Gov. Abbott and other Texas officials went out to say they were careful to keep the 1,000-foot barrier near Eagle Pass on the Texas side.
“The buoys occupy approximately three percent of the stream’s width and were placed on the shallower, U.S. side of the stream,” the state told a federal court in Austin last week.
This however was a lie.
A recent survey conducted by the binational agency overseeing the Rio Grande river has unveiled that the majority of anti-migrant buoys set up by Texas are situated on the Mexican side of the border.
Nearly 80% of the buoys – about 787 feet – are found on the Mexican side of the border, as confirmed by the survey carried out by the International Boundary and Water Commission. This discrepancy has prompted the Justice Department to present these findings in federal court as part of their lawsuit with the aim of compelling Texas to dismantle the barrier.

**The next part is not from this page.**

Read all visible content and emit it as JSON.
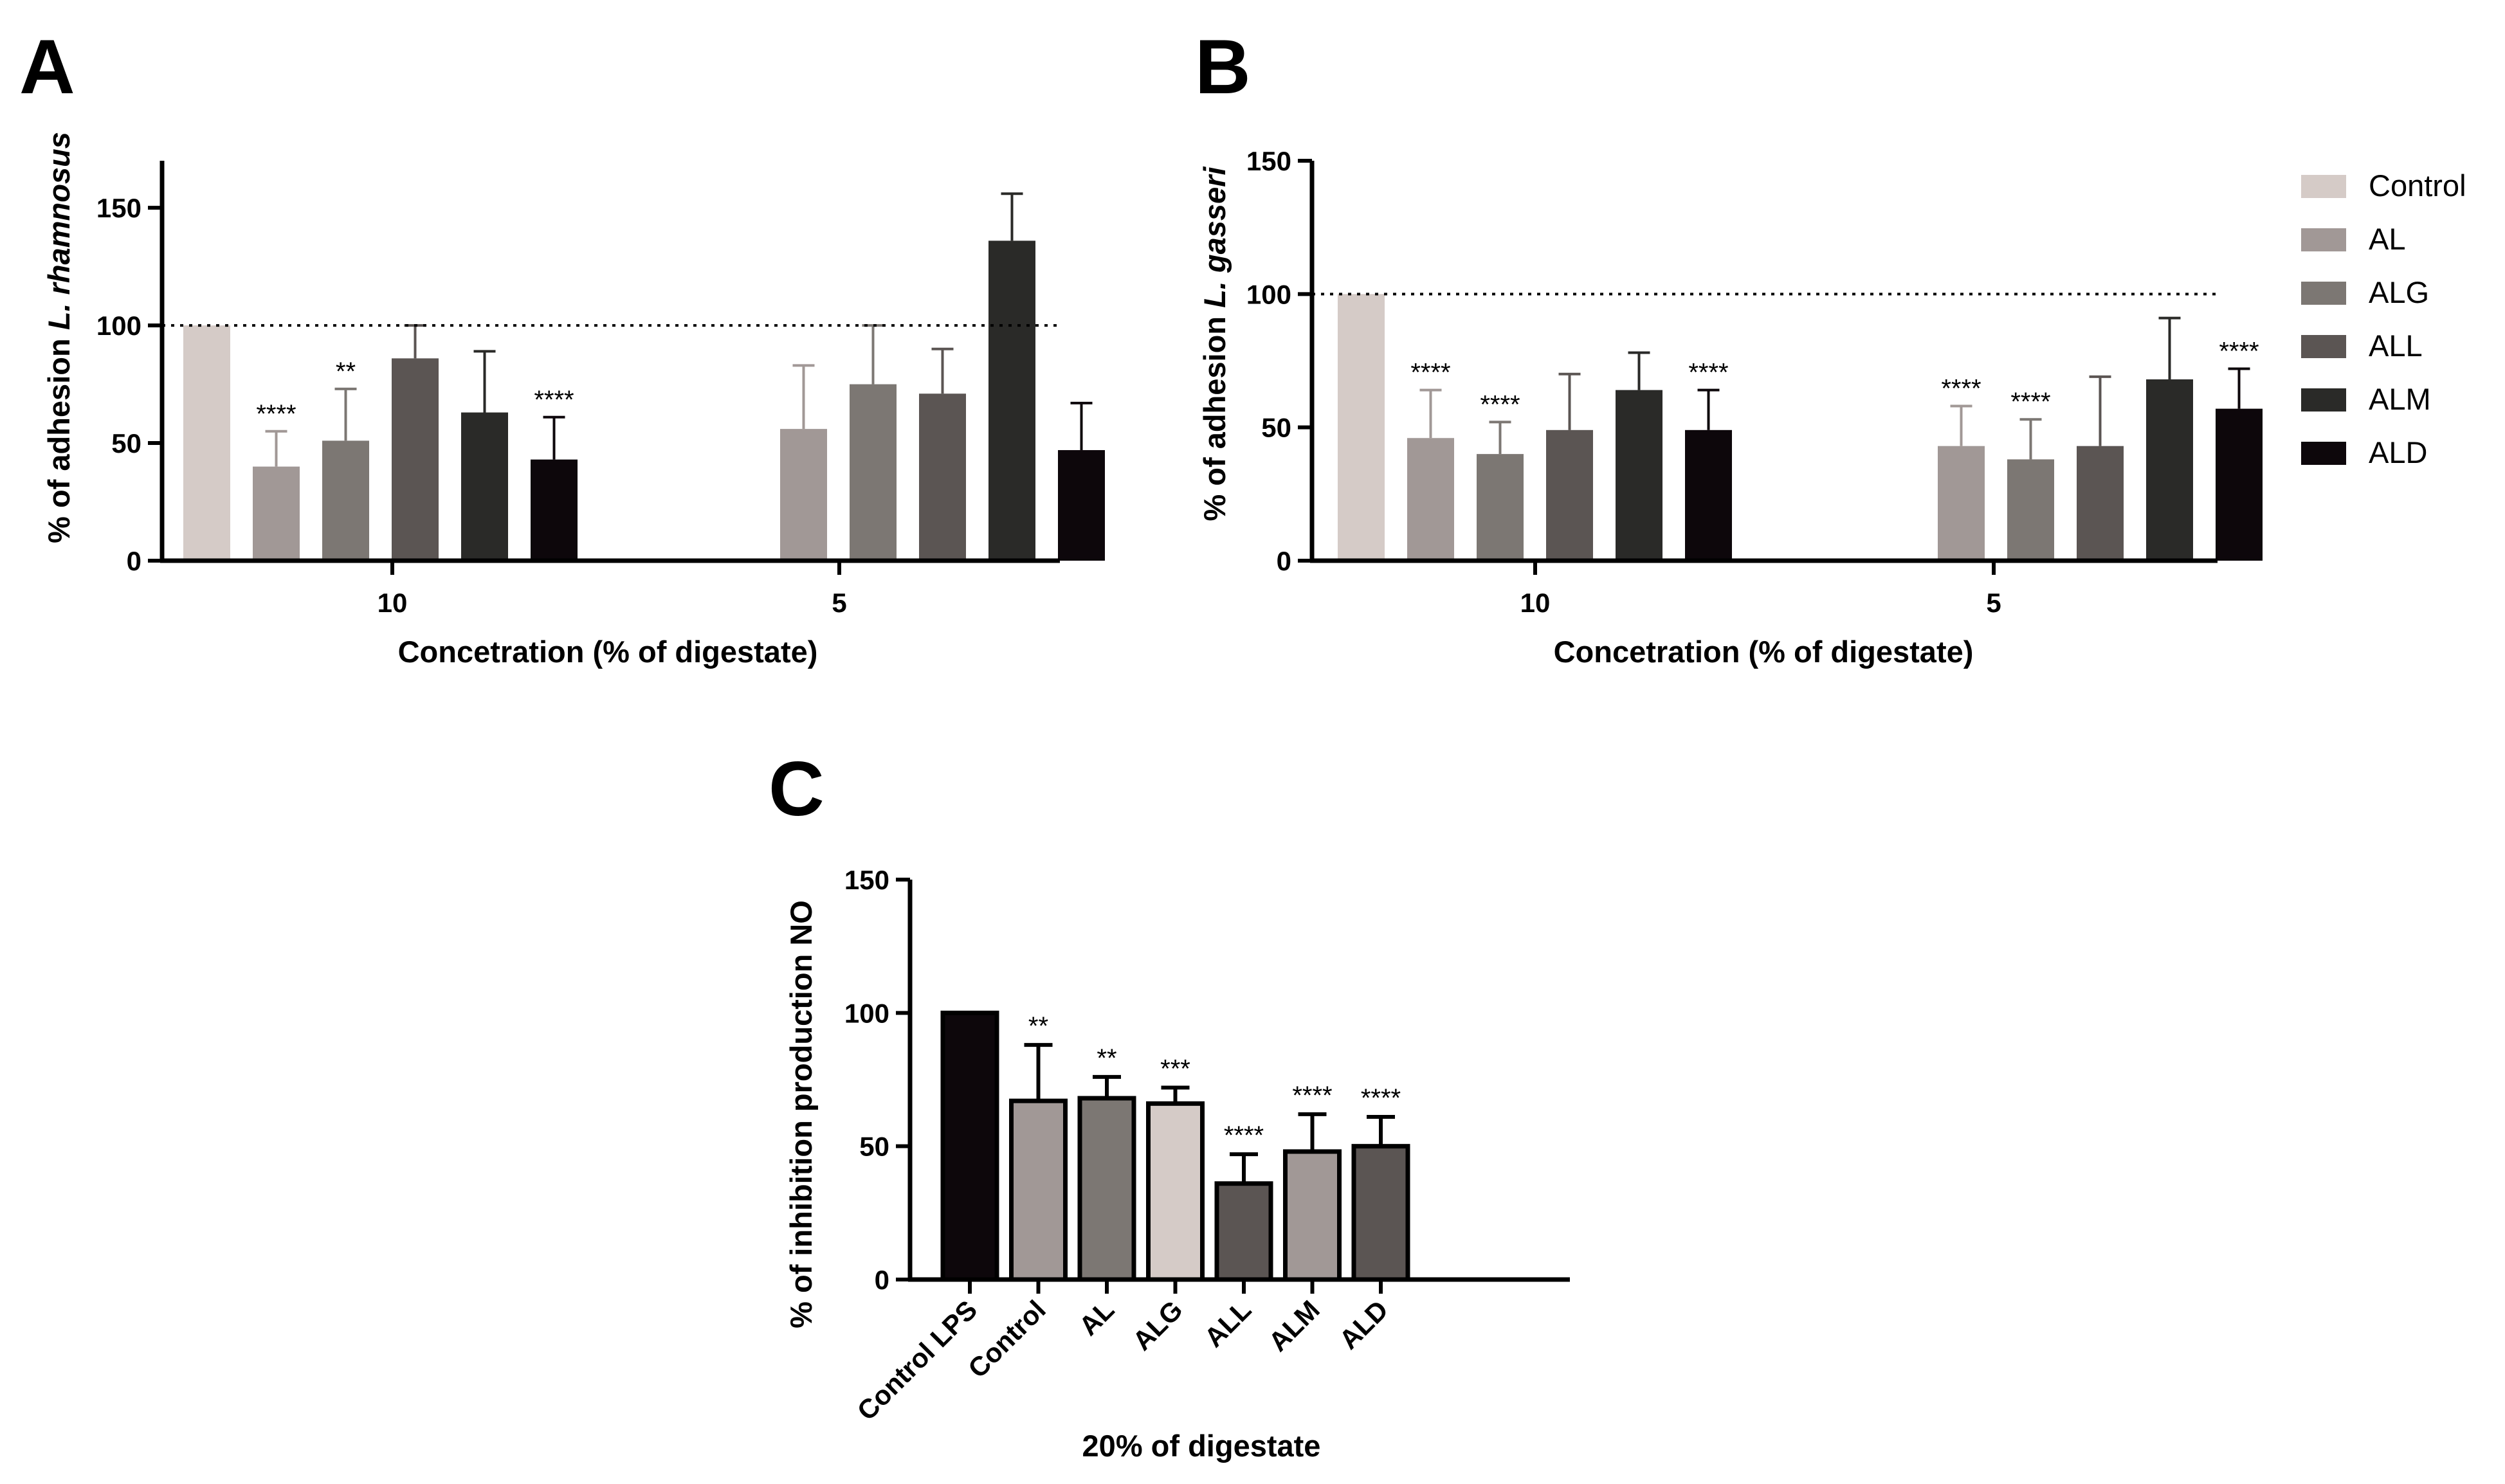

Despite these developments, both the Texas Department of Public Safety and Governor Abbott’s office have remained tight-lipped regarding the survey’s results, according to The Dallas Morning News.
In the legal arena, Texas has persistently asserted that the buoys do not infringe upon international agreements or the Rivers and Harbors Act of 1899, which empowers the federal government to regulate navigable waterways. The state argues that the Rio Grande’s shallow nature places it outside the scope of the Act’s definition.
With a court hearing scheduled for August 22nd, it remains to be seen how these legal disputes will unfold.